The movie, set in 1975, features two thirteen-year-old protagonists (one a tomboy, the other a latent homosexual), but to compare it to a movie like Thirteen suggests that it’s studying a different species entirely. That movie had a real sense of danger in its scenes of seduction. This is so consistently twee that it fails to convince as a character study. There’s an entire subgenre of movies like this one, and it seems like the most successful of them are so grounded in specificity and so well-observed that you can’t help but accept them as something honest and true. Despite Fabulous’ inescapably unique setting (it’s set on a farm during a drought), everything about it feels perfunctory. It’s too concerned with plot for its own good, always laying groundwork for later twists. It trots out secondary characters arbitrarily. The performances seem calculated less to help us understand the character than to stir up audience goodwill. The score alternates between obtrusive oboe and piccolo cues, ensuring we always know what to think.
Gilaneh (Rakhshan Bani-Etemad, Mohsen Abdolvahab) 45 – This one works better in theory than in practice, I’m afraid. The concept is pretty interesting: Its first half takes place during the 1988 bombing of Iran at the hands of Iraq, and then it switches its focus to 2003, where fifteen years later it’s Iraq being bombed at the hands of the United States. The movie should play as impassioned plea from the people of Iran, always seen suffering, but it’s too shallow to feel that important. Focusing on the titular character, who it presents as a somewhat hopeless and endlessly self-sacrificing martyr (she and her son blatantly refuse help from their government at one point), it ends up painting a weak picture of the Iranian people, if it’s meant to be taken as a national allegory.
The first half of the film, in which Gilaneh and her daughter travel to Tehran while it’s under siege, is a setup for disappointment.
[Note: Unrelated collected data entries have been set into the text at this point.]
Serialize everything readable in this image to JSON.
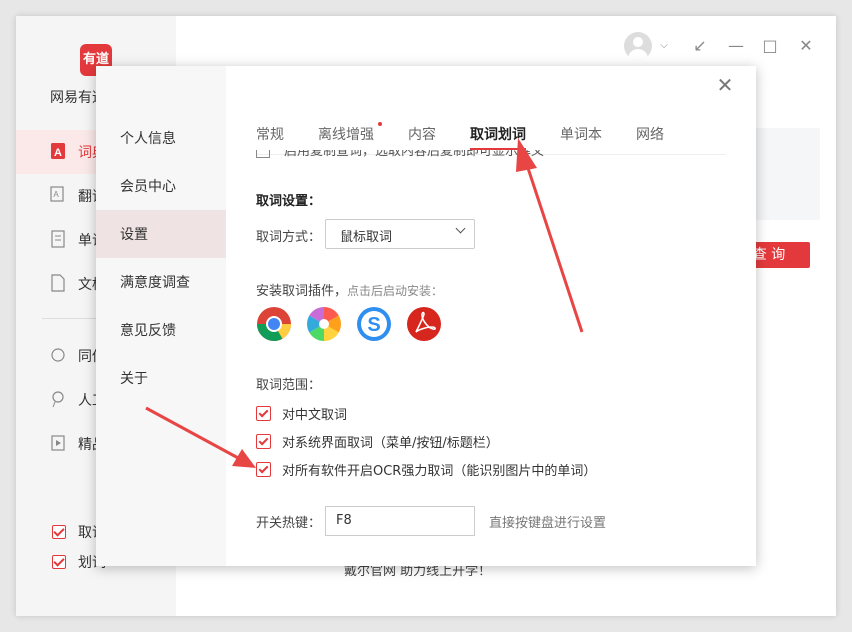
{
  "app": {
    "logo_text": "有道",
    "name": "网易有道",
    "sidebar": [
      {
        "label": "词典",
        "icon": "dictionary-icon"
      },
      {
        "label": "翻译",
        "icon": "translate-icon"
      },
      {
        "label": "单词本",
        "icon": "wordbook-icon"
      },
      {
        "label": "文档翻译",
        "icon": "document-icon"
      },
      {
        "label": "同传",
        "icon": "interpretation-icon"
      },
      {
        "label": "人工翻译",
        "icon": "human-translation-icon"
      },
      {
        "label": "精品课",
        "icon": "course-icon"
      }
    ],
    "bottom_checks": [
      {
        "label": "取词",
        "checked": true
      },
      {
        "label": "划词",
        "checked": true
      }
    ],
    "query_button": "查 询",
    "bottom_text": "戴尔官网 助力线上开学！"
  },
  "dialog": {
    "nav": [
      "个人信息",
      "会员中心",
      "设置",
      "满意度调查",
      "意见反馈",
      "关于"
    ],
    "active_nav": "设置",
    "tabs": [
      "常规",
      "离线增强",
      "内容",
      "取词划词",
      "单词本",
      "网络"
    ],
    "active_tab": "取词划词",
    "cut_option": "启用复制查词，选取内容后复制即可显示释义",
    "section_title": "取词设置：",
    "method_label": "取词方式：",
    "method_value": "鼠标取词",
    "plugin_label": "安装取词插件，",
    "plugin_hint": "点击后启动安装：",
    "plugins": [
      "chrome-icon",
      "color-pinwheel-icon",
      "sogou-browser-icon",
      "pdf-reader-icon"
    ],
    "range_label": "取词范围：",
    "range_options": [
      {
        "label": "对中文取词",
        "checked": true
      },
      {
        "label": "对系统界面取词（菜单/按钮/标题栏）",
        "checked": true
      },
      {
        "label": "对所有软件开启OCR强力取词（能识别图片中的单词）",
        "checked": true
      }
    ],
    "hotkey_label": "开关热键：",
    "hotkey_value": "F8",
    "hotkey_hint": "直接按键盘进行设置"
  },
  "colors": {
    "accent": "#e4393c",
    "annotation_arrow": "#e84545"
  }
}
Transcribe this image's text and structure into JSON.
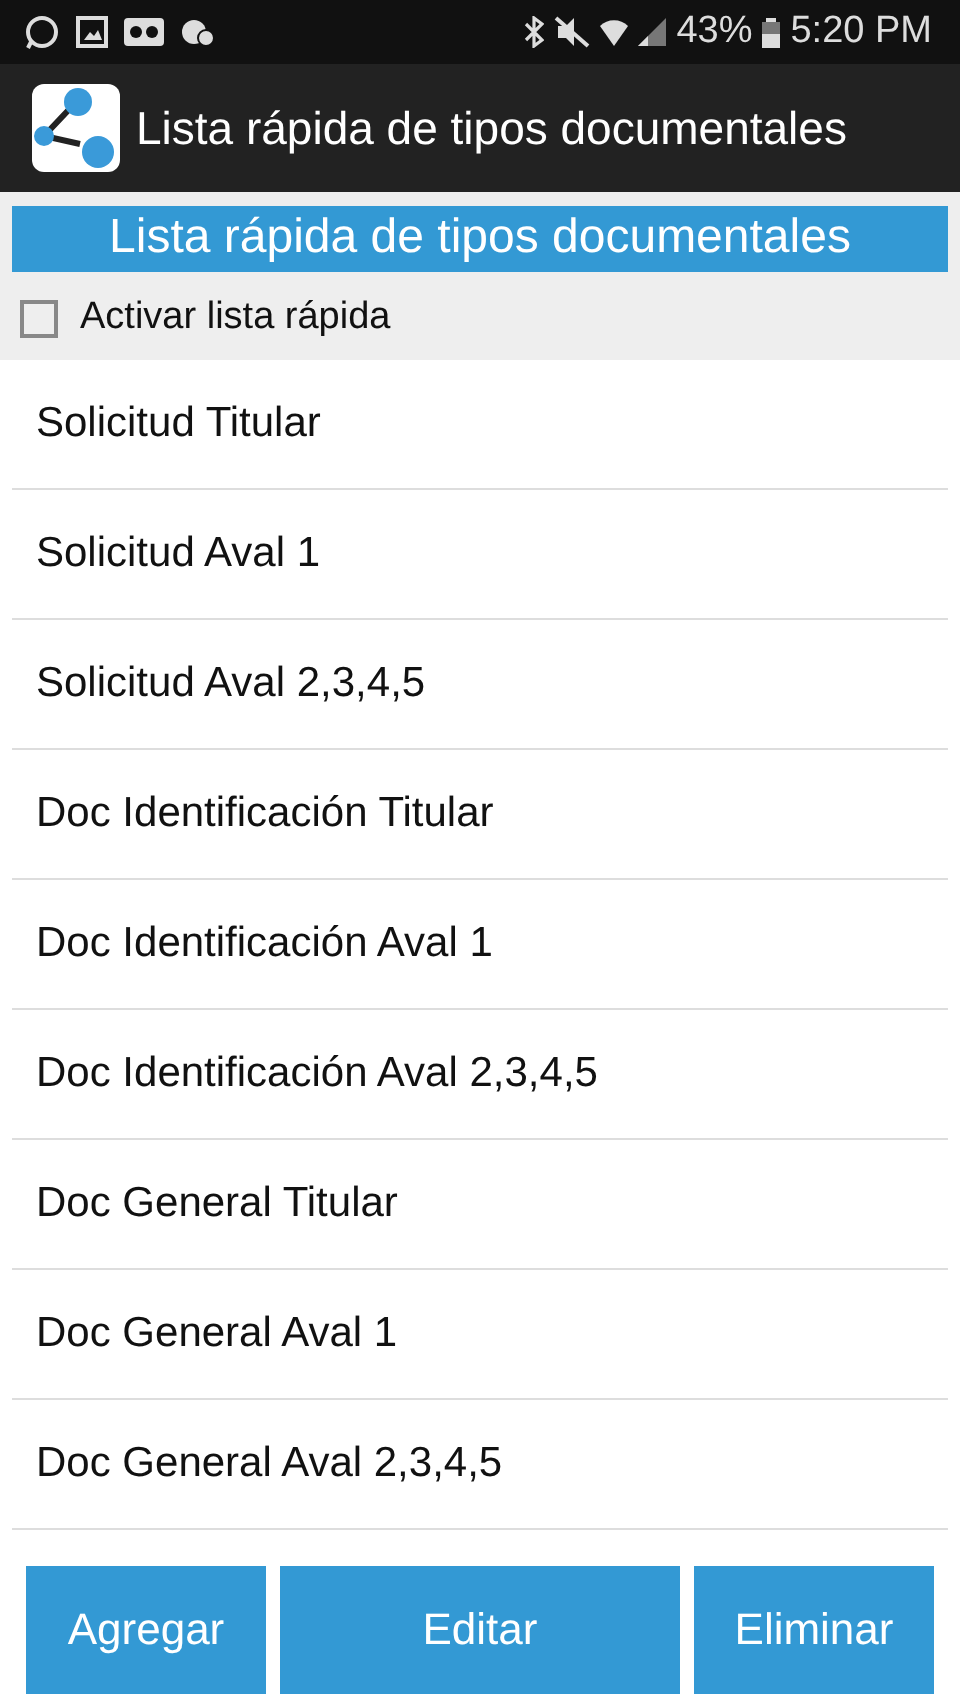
{
  "status_bar": {
    "battery": "43%",
    "time": "5:20 PM"
  },
  "app_bar": {
    "title": "Lista rápida de tipos documentales"
  },
  "header": "Lista rápida de tipos documentales",
  "quick_list_toggle": {
    "label": "Activar lista rápida",
    "checked": false
  },
  "items": [
    "Solicitud Titular",
    "Solicitud Aval 1",
    "Solicitud Aval 2,3,4,5",
    "Doc Identificación Titular",
    "Doc Identificación Aval 1",
    "Doc Identificación Aval 2,3,4,5",
    "Doc General Titular",
    "Doc General Aval 1",
    "Doc General Aval 2,3,4,5"
  ],
  "buttons": [
    "Agregar",
    "Editar",
    "Eliminar"
  ]
}
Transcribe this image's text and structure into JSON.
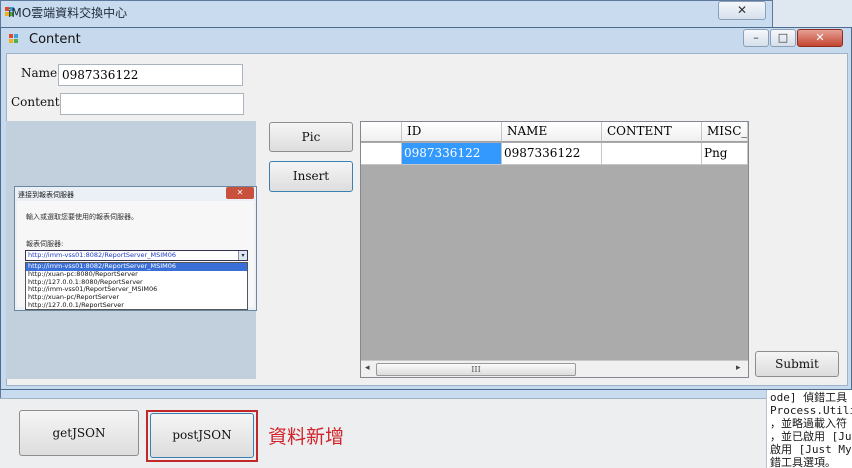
{
  "back_window": {
    "title": "iMO雲端資料交換中心",
    "close_glyph": "✕"
  },
  "content_window": {
    "title": "Content",
    "minimize_glyph": "–",
    "maximize_glyph": "□",
    "close_glyph": "✕",
    "name_label": "Name",
    "name_value": "0987336122",
    "content_label": "Content",
    "content_value": "",
    "pic_button": "Pic",
    "insert_button": "Insert",
    "submit_button": "Submit"
  },
  "embedded_dialog": {
    "title": "連接到報表伺服器",
    "close_glyph": "✕",
    "description": "輸入或選取您要使用的報表伺服器。",
    "combo_label": "報表伺服器:",
    "combo_value": "http://imm-vss01:8082/ReportServer_MSIM06",
    "combo_arrow": "▾",
    "options": [
      "http://imm-vss01:8082/ReportServer_MSIM06",
      "http://xuan-pc:8080/ReportServer",
      "http://127.0.0.1:8080/ReportServer",
      "http://imm-vss01/ReportServer_MSIM06",
      "http://xuan-pc/ReportServer",
      "http://127.0.0.1/ReportServer"
    ]
  },
  "grid": {
    "columns": [
      "ID",
      "NAME",
      "CONTENT",
      "MISC_T"
    ],
    "rows": [
      [
        "0987336122",
        "0987336122",
        "",
        "Png"
      ]
    ],
    "scroll_left": "◂",
    "scroll_right": "▸",
    "thumb_grip": "III"
  },
  "bottom": {
    "get_button": "getJSON",
    "post_button": "postJSON",
    "annotation": "資料新增"
  },
  "console_lines": [
    "ode] 偵錯工具",
    "Process.Utilit",
    "，並略過載入符",
    "，並已啟用 [Ju",
    "啟用 [Just My",
    "錯工具選項。"
  ],
  "colors": {
    "annotation_red": "#d2232a",
    "selection_blue": "#3399ff",
    "window_frame": "#c7d9ed"
  }
}
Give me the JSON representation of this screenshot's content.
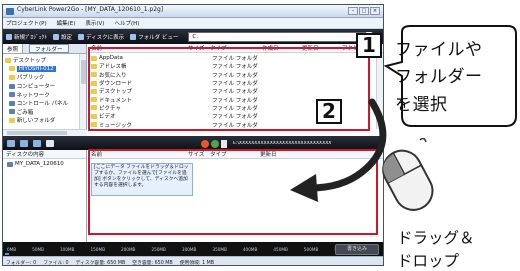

While watching it, I couldn’t help but be aware of the fact that the obviously limited resources of Iranian films would prevent us from ever seeing the war-torn capital. At one point, a woman graphically describes an instance where she saw a children’s hospital as it was bombed. Her verbal depiction of a child, still trying to suckle its dead mother’s breast, is haunting, but you can’t help but crave that visual. Unfortunately, such elaborateness is not within the movie’s means. Creative sound editing, graphic news footage, and the use of off-screen space help somewhat to relay the horrors that country is facing, but it’s too little to pack the punch that’s needed. The second part, which turns the movie into a chamber drama is less satisfying still, with the lead performance slipping into caricature, and the Iraqi conflict being too distant to have any emotional real impact (The characters experience the war on television, like the majority of the world.). It’s a noble movie. I just wish it were a better one.